Ideas for the Firm of the Future + One: Diversify Your Offerings

Via Dan Pinnington at Slaw.ca, I learned of Merrilyn Tarlton’s excellent article, Figuring Out Your Place in the Race (ABA Law Practice Magazine, Jan/Feb. 2010).  Recognizing that technology advancements and economic upheaval have rendered extinct the high leverage business model, Tarlton predicts that “the future of the business of law is going to be about difference, not sameness.”

Thus, Tarlton offers seven interesting and innovative business models for law firms of the future:

  1. The Virtual Firm:  Typical legal services at a better price.
  2. The Retail Firm: Off-the-rack legal solutions with options for custom-tailoring.
  3. The Legal Line: What You’re Selling: Quick answers to questions like “Can I get a divorce without paying a lawyer?”
  4. The Teaching Hospital Firm: What You’re Selling: Top-drawer legal services and elite on-the-job training.
  5. The Firm’s Firm: What You’re Selling: “Shovel-ready manpower,” backroom legal services.
  6. The Drive-Up Mediation Firm: What You’re Selling: Quick and easy resolution of simple conflicts.

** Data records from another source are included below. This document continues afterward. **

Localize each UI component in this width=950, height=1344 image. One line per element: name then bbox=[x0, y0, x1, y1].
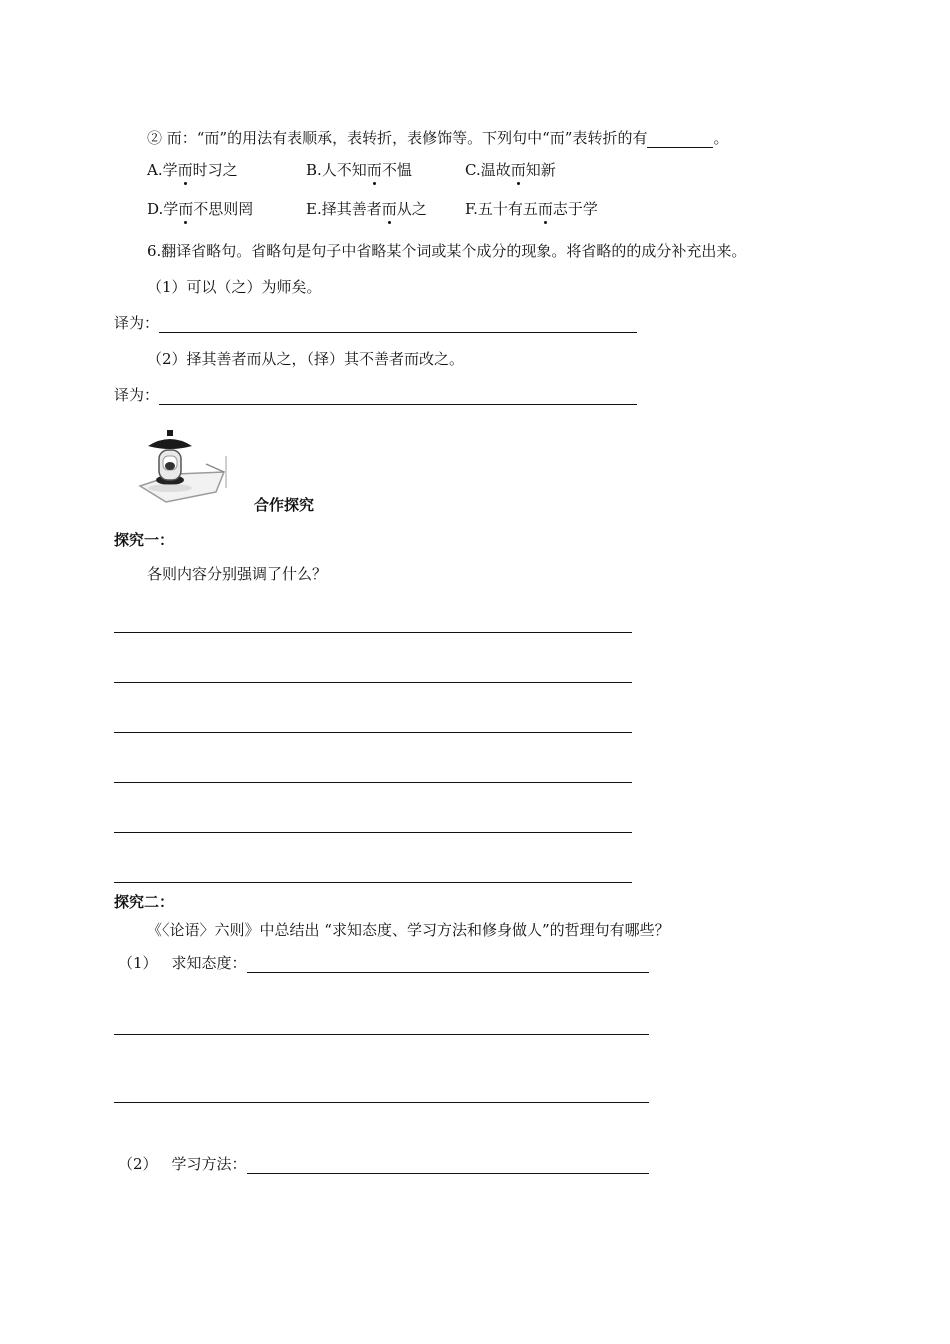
er-question bbox=[147, 128, 728, 148]
explore2-question: 《〈论语〉六则》中总结出 “求知态度、学习方法和修身做人”的哲理句有哪些？ bbox=[147, 921, 670, 939]
q6-item2: （2）择其善者而从之，（择）其不善者而改之。 bbox=[147, 350, 465, 368]
answer-line[interactable] bbox=[114, 732, 632, 733]
translate-blank-2[interactable] bbox=[159, 388, 637, 405]
option-f: F.五十有五而志于学 bbox=[465, 200, 598, 218]
answer-line[interactable] bbox=[114, 782, 632, 783]
explore2-heading: 探究二： bbox=[114, 893, 175, 911]
answer-line[interactable] bbox=[114, 1102, 649, 1103]
explore1-heading: 探究一： bbox=[114, 531, 175, 549]
answer-line[interactable] bbox=[114, 682, 632, 683]
answer-line[interactable] bbox=[114, 832, 632, 833]
q6-translate-1 bbox=[114, 313, 637, 333]
emphasis-char: 而 bbox=[537, 200, 553, 218]
item-label: 学习方法： bbox=[171, 1155, 247, 1173]
er-question-text: ② 而：“而”的用法有表顺承，表转折，表修饰等。下列句中“而”表转折的有 bbox=[147, 129, 648, 147]
emphasis-char: 而 bbox=[510, 161, 526, 179]
item-number: （2） bbox=[118, 1155, 158, 1173]
item-number: （1） bbox=[118, 954, 158, 972]
translate-blank-1[interactable] bbox=[159, 316, 637, 333]
emphasis-char: 而 bbox=[381, 200, 397, 218]
lantern-icon bbox=[136, 426, 232, 510]
answer-line[interactable] bbox=[114, 1034, 649, 1035]
explore1-question: 各则内容分别强调了什么？ bbox=[147, 565, 328, 583]
section-title: 合作探究 bbox=[254, 496, 315, 514]
method-blank[interactable] bbox=[247, 1157, 649, 1174]
option-c: C.温故而知新 bbox=[465, 161, 556, 179]
translate-label: 译为： bbox=[114, 314, 160, 332]
er-answer-blank[interactable] bbox=[647, 131, 713, 148]
option-b: B.人不知而不愠 bbox=[306, 161, 412, 179]
attitude-blank[interactable] bbox=[247, 956, 649, 973]
item-label: 求知态度： bbox=[171, 954, 247, 972]
answer-line[interactable] bbox=[114, 882, 632, 883]
option-a: A.学而时习之 bbox=[147, 161, 238, 179]
option-e: E.择其善者而从之 bbox=[306, 200, 427, 218]
emphasis-char: 而 bbox=[366, 161, 382, 179]
er-question-end: 。 bbox=[713, 129, 729, 147]
q6-translate-2 bbox=[114, 385, 637, 405]
translate-label: 译为： bbox=[114, 386, 160, 404]
emphasis-char: 而 bbox=[177, 161, 193, 179]
emphasis-char: 而 bbox=[178, 200, 194, 218]
answer-line[interactable] bbox=[114, 632, 632, 633]
explore2-item1 bbox=[118, 953, 649, 973]
q6-item1: （1）可以（之）为师矣。 bbox=[147, 278, 322, 296]
q6-title: 6.翻译省略句。省略句是句子中省略某个词或某个成分的现象。将省略的的成分补充出来。 bbox=[147, 242, 747, 260]
option-d: D.学而不思则罔 bbox=[147, 200, 254, 218]
explore2-item2 bbox=[118, 1154, 649, 1174]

(See Tarlton’s full article for the details of each model, including its potential target client base and competitive advantage).

I’m intrigued by and see the value in all of Tarlton’s proposed business models.  However, as terrific as these ideas are as stand-alone models, many of them operate even more effectively in combination with each other.   Because it’s not just the billable hour and the associate leverage model that left law firms high and dry in a down economy.  Rather, it was also firms’ failure to diversify their offerings, as I described here (see original post for links):

Like the high tech stock portfolio, biglaw’s so-called diversity is illusory.  What’s the point of offering 50 different practice areas if they’re all premised on the billable hour?  When the economy tanks as it has now, clients reach a point where they can’t afford any of the firm’s offerings.  In short, multiple practice areas don’t provide much of a hedge against a poor economy because when the economy hits rock bottom, all of those services are priced way out of most clients’ range.

By contrast, smart solos diversify – for real – both in fees charged and products and services offered.  As to fees, most solos offer a variety, from billable hour to flat fees to phased fees (flat fees for different phases of a protracted process) to value based billing or reduced fees with success bonuses and of course, the good old contingency fee.  Different fee structures mean that clients can always find some service in their price range, which insulates us in a downturn.  Few solos I know (myself included) who offer these varied billing structures have even had to cut rates much, if at all even in the midst of this economic turmoil.

Fees, however comprise only one component of diversification.  Solos are also diversifying the products they offer, many times through leveraging existing expertise.  For example, many family law or estate lawyers provide full service to clients, but also offer unbundled service to clients who can’t afford or don’t want more.  Unbundled services diversify a practice and guard it against economic downturn, but it’s also a form of leverage:  because lawyers already have deep familiarity with certain practice areas, it doesn’t take much effort to squeeze more value out of that knowledge by providing it in an unbundled package. Tollbridge agreements which provide a small service on an ongoing basis are another way for lawyers to diversify their revenue stream.

Diversification can also take the form of different side businesses.  In my own case, in addition to my law practice, I generate a small amount of revenue from this blog (which I hope to increase over the next few months) as well as from work with a trade association that I formed.  Some lawyers offer for-fee seminars on their practice area, coach other lawyers, help them market law practices or build legal reseach and writing outsourcing services.  Some even go so far as to develop software products or other technology that enable lawyers to run practices efficiently.  Some solos ghostwrite for other companies or even operate businesses totally unrelated to law practice (such as party planning or leasing companies) that bring in money without detracting from the practice of law.

For lawyers interested in diversifying the types of services that they offer clients, Tarlton’s business models offer some great ideas on where you might start.

1 Comment

  1. Merrilyn Astin Tarlton on February 11, 2010 at 5:37 pm

    Spot on, Carolyn!! And *you* walk the walk.